De periode 200′-2014 is die van het ‘contractueel universalisme’. Organisaties voor en van migranten mogen met het overheidsgeld niet meer doen wat hen het nuttigst lijkt, voortaan zijn ze slechts uitvoerders van het beleid dat op het stadhuis uitgestippeld wordt. Burgemeester Patrick Janssens en OCMW-voorzitter Monica De Coninck (SP.A) huldigen het ‘voor wat, hoort wat’-principe dat Bart De Wever en Liesbeth Homans (N-VA) verderzetten en intensifiëren. Het beleid van het N-VA-bestuur valt net buiten het tijdsbestek van het boek maar wordt toch nog kort gesitueerd in een epiloog.

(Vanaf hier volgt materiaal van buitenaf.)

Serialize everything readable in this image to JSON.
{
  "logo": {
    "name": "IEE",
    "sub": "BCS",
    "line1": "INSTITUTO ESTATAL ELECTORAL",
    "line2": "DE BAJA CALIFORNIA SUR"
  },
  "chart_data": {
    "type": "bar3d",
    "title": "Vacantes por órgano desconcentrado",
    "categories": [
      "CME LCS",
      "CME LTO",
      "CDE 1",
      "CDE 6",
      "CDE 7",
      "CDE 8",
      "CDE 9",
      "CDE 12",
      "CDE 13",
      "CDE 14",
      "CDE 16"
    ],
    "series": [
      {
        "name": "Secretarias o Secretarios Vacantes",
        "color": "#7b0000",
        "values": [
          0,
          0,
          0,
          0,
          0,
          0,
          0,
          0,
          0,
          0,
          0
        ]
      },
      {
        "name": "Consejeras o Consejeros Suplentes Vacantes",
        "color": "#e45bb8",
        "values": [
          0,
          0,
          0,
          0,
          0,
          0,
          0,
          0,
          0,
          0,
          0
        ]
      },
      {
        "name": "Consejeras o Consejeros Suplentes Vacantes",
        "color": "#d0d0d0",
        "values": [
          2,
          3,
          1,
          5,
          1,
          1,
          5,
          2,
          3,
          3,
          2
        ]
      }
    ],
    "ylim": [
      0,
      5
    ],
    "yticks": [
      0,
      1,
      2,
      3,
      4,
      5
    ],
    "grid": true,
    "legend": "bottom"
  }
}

Het is een hele karwei geweest om precies in kaart te brengen wie waar welke initiatieven ontwikkelde. De herstructureringen die ‘de sector’ opgelegd kreeg vanuit de Vlaamse overheid maakte dat niet weinig organisaties soms meer bezig waren met herstructureren dan met output die de Antwerpse bevolking ten goede kon komen. Al wie een rol speelde in deze saga wordt minstens eenmaal vermeld in Migratie en de Metropool 1964-1993. Een mooie vorm van erkenning voor al die veldwerkers. Met negen vermeldingen en drie illustraties in het boek (foto 2, één van de affiches opgenomen in het boek) wordt duidelijk dat het AFF een belangrijke speler was in het Antwerpse als het ging om het aanklagen van racisme en extreemrechts gestook.
Nicolas Van Puymbroeck, Migratie en de Metropool 1964-2013, Uitgeverij Acco, 312 blzn., 22,50 euro.